The dimensions of magnetic flux are identical to the dimensions of:

• A. EMF $\times$ Time
• B. Electric field $\times$ Velocity
• C. Force/Current
• D. Magnetic field $\times$ Current

Hint:

Whenever an exam problem asks for dimensional matches, always look for a direct historical law equation before breaking terms down into basic $[M][L][T][A]$ base dimensions. Equations like $e = \frac{\Delta \phi}{\Delta t}$ (Faraday's Law) or $V = L\frac{di}{dt}$ let you deduce correct unit combinations in under ten seconds!

Answer 1

The Correct Option is A

Concept: Dimensional analysis can be approached either by calculating the fundamental SI base unit dimensions ($M, L, T, A$) for each term or, more rapidly, by using fundamental governing physical equations. According to Faraday's Law of Electromagnetic Induction, the induced electromotive force ($\text{EMF}$ or $e$) in a circuit is directly proportional to the time rate of change of magnetic flux ($\phi_B$) linking with it: \[ e = -\frac{d\phi_B}{dt} \] By rearranging this formula, we can establish a direct relationship between the dimensional units of magnetic flux, electromotive force, and time.

Step 1: Relating magnetic flux to EMF and time via Faraday's Law.
From the differential relation of Faraday's Law, ignoring the negative sign (which represents direction due to Lenz's law), we write the relationship in terms of dimensional quantities: \[ [\text{EMF}] = \frac{[\text{Magnetic Flux}]}{[\text{Time}]} \] Rearranging the equation to isolate magnetic flux: \[ [\text{Magnetic Flux}] = [\text{EMF}] \times [\text{Time}] \] This directly matches the combination stated in Option (A).

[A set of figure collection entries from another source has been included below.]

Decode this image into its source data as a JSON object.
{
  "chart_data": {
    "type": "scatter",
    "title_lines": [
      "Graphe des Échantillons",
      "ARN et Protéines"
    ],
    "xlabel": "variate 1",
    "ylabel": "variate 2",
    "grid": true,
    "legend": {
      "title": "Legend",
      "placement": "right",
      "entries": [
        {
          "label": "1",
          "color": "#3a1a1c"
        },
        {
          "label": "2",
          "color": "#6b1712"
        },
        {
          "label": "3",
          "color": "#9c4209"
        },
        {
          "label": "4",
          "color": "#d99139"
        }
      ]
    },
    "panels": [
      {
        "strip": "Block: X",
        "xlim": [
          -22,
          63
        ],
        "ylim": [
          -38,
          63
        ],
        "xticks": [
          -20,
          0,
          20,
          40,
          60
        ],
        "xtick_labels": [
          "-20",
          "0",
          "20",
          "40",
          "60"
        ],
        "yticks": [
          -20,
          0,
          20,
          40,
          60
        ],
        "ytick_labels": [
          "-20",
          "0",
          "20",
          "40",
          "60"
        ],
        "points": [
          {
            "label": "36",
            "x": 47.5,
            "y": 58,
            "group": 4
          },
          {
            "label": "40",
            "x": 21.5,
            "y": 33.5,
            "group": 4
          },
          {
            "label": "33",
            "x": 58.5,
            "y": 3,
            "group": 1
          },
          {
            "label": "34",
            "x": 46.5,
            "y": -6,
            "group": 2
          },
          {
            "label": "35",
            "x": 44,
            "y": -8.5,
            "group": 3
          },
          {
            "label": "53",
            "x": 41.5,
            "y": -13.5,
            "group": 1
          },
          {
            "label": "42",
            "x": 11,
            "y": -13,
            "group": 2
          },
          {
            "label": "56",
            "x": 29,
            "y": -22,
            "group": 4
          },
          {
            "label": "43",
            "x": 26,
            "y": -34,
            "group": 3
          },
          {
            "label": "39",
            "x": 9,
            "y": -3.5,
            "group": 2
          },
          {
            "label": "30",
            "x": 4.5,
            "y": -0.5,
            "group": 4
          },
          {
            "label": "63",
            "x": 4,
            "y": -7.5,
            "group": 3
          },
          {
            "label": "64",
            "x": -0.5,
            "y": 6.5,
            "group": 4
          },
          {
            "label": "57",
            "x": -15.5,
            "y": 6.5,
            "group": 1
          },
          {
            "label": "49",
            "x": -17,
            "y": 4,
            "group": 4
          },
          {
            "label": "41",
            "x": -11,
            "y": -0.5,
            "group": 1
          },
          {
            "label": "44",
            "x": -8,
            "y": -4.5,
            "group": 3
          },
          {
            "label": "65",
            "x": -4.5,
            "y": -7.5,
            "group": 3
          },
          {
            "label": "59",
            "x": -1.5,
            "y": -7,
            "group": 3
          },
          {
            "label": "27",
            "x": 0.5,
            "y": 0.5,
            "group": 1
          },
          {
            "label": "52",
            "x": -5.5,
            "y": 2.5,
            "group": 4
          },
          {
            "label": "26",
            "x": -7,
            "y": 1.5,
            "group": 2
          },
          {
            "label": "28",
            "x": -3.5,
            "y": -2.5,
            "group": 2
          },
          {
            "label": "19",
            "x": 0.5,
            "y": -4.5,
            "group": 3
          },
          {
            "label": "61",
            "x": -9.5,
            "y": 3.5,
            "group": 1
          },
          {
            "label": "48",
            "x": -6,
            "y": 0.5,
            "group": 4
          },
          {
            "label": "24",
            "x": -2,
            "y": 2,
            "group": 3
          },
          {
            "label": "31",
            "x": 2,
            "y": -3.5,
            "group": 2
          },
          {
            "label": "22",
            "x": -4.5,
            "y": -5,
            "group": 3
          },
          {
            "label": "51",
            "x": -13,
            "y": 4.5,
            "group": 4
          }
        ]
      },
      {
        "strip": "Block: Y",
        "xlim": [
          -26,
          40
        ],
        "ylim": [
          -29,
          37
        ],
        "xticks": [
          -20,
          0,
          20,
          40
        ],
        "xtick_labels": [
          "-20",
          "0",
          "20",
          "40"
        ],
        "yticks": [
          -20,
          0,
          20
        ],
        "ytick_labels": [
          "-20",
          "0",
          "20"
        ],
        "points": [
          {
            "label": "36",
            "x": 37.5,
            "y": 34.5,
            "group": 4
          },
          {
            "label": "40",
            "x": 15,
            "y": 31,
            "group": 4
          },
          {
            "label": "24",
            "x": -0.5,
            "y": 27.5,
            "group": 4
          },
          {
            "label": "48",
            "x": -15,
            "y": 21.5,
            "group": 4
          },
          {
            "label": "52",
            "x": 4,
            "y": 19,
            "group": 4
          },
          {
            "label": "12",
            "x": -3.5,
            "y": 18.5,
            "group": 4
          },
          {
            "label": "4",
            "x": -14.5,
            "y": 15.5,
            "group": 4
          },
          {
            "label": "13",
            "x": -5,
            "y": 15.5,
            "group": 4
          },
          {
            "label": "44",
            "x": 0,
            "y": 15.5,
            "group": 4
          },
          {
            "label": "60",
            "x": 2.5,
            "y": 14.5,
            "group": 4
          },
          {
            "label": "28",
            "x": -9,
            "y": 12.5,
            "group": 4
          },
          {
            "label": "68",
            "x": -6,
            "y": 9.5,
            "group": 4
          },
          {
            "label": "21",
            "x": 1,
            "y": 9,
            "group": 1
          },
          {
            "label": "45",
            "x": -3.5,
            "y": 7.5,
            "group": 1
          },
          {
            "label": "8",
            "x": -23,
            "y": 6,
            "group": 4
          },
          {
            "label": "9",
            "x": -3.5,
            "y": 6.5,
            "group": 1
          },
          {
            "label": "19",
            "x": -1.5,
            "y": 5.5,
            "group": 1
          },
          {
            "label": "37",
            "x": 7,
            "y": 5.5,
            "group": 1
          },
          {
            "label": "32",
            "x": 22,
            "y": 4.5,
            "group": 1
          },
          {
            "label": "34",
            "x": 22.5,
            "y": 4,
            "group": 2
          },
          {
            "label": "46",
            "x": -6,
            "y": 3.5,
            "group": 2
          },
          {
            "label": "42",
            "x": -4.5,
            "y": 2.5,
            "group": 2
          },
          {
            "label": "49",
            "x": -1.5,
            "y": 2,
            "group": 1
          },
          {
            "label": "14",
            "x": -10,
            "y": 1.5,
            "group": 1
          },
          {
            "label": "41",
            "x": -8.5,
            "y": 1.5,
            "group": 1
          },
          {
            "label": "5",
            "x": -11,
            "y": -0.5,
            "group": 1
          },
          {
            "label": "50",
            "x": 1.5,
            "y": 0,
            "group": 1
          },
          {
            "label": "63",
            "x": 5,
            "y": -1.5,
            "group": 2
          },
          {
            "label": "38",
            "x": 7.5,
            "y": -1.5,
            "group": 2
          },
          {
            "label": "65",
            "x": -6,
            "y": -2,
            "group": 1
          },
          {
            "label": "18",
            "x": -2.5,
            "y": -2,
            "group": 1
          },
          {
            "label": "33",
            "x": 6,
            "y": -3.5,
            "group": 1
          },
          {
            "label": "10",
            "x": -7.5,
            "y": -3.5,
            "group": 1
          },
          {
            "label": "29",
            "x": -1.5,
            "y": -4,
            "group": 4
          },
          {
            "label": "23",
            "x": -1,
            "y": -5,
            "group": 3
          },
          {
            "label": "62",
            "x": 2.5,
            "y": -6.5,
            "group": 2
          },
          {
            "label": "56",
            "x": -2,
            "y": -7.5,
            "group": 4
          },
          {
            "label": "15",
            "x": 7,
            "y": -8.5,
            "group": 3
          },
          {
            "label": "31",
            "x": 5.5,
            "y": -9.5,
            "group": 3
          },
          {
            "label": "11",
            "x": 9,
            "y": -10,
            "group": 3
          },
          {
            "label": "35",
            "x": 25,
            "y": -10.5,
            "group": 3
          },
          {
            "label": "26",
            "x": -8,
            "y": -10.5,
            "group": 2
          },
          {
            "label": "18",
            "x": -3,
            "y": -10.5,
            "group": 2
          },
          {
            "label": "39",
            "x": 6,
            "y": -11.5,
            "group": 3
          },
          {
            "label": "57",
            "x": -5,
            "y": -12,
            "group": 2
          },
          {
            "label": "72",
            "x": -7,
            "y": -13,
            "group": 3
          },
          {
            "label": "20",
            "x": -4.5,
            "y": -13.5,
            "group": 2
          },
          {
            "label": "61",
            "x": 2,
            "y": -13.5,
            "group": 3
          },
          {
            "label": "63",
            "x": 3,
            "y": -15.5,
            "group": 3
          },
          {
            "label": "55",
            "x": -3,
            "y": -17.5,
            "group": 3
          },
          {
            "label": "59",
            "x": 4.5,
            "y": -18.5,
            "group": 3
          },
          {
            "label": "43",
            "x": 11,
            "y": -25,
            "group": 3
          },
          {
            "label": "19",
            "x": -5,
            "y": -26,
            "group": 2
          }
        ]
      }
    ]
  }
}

Step 2: Verifying through fundamental dimensional formulas (Optional confirmation).
Let's find the dimensional formula for both sides to verify:
• Magnetic Flux ($\phi_B = B \cdot A$): Since magnetic force is $F = qvB \implies B = \frac{F}{qv}$, its dimensions are $\frac{[MLT^{-2}]}{[AT][LT^{-1}]} = [MT^{-2}A^{-1}]$. Multiplying by area ($A = [L^2]$): \[ [\phi_B] = [ML^2T^{-2}A^{-1}] \]
• EMF $\times$ Time: $\text{EMF}$ is work done per unit charge, so its dimensions are $\frac{[ML^2T^{-2}]}{[AT]} = [ML^2T^{-3}A^{-1}]$. Multiplying this by time ($[T]$): \[ [\text{EMF} \times \text{Time}] = [ML^2T^{-3}A^{-1}] \times [T] = [ML^2T^{-2}A^{-1}] \] Both methods confirm that the dimensions are completely identical.